In 1962, the US attacked South Vietnam. In that year, President Kennedy sent the US Air Force to attack rural South Vietnam, where more than 80 percent of the population lived, as part of a program intended to drive several million people to concentration camps (called “strategic hamlets”), where they would be surrounded by barbed wire and armed guards and “protected” from the guerrillas who, we conceded, they were willingly supporting. … In the following years, the US continued to resist every attempt at peaceful settlement and in 1964 began to plan the ground invasion of South Vietnam which took place in early 1965, accompanied by bombing of North Vietnam and an intensification of the bombing of the South, at triple the level of the more publicized bombing of the North. The US also extended the war to Laos, then Cambodia. ...
For the past twenty-two years, I have been searching to find some reference in mainstream journalism or scholarship to an American invasion of South Vietnam in 1962 (or ever), or an American attack against South Vietnam, or American aggression in Indochina – without success. There is no such event in history. Rather, there is an American defense of South Vietnam against terrorists supported from outside (namely, from Vietnam), a defense that was unwise, the doves maintain.
(extract from Afghanistan and South Vietnam, 1984, The Chomsky Reader, p224)

3 May 2012

Chomsky and Trotsky

Trotsky was the one who laboured to destroy and undermine the popular organizations of workers in the Soviet Union, the factory councils and soviets, [and he was the one] who wanted to subordinate the working class to the will of the maximum leader and to institute a program of militarization of labor in the totalitarian society that he and Lenin were constructing. That was the real Trotsky – not only the Trotsky who sent his troops to Kronstadt and wiped out Makhno’s peasant forces once they were no longer needed to fend off the Whites, but the Trotsky who, from the very first moment of access to power, moved to undermine popular organizations and to institute highly coercive structures in which he and his associates would have absolute authority, with absolute submission of the working population to these leaders.

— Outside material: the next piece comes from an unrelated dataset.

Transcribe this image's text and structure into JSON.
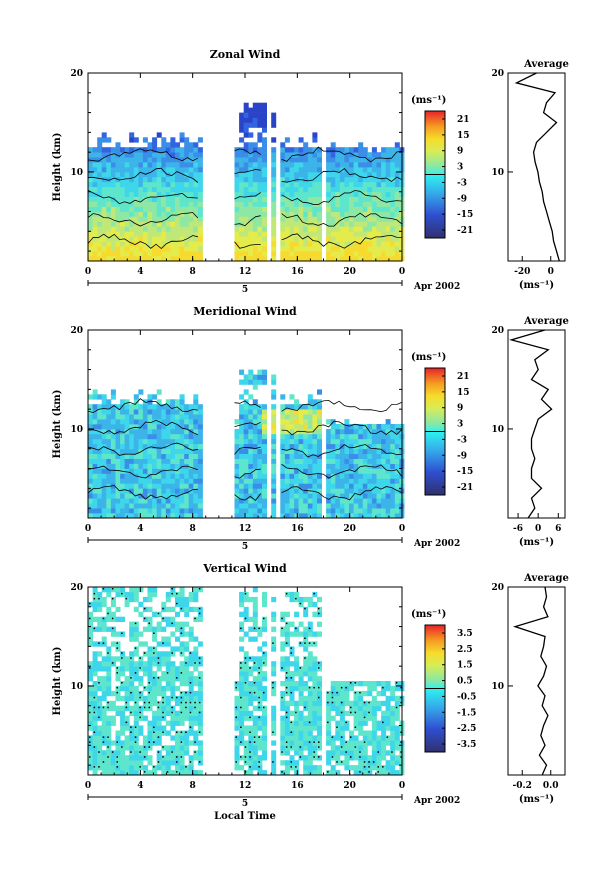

That was the essential doctrine of Trotskyism in power, whatever he may have said before or after.
- from interview in The Chomsky Reader, p41, Pantheon Books 1987.

PS Most of my life I’ve seen Trotsky as the revolutionary hero of the 1917 revolution contrasted with the betrayer and villain, Stalin. No doubt this mainly derives from Animal Farm. Chomsky's pithy critique changes my view.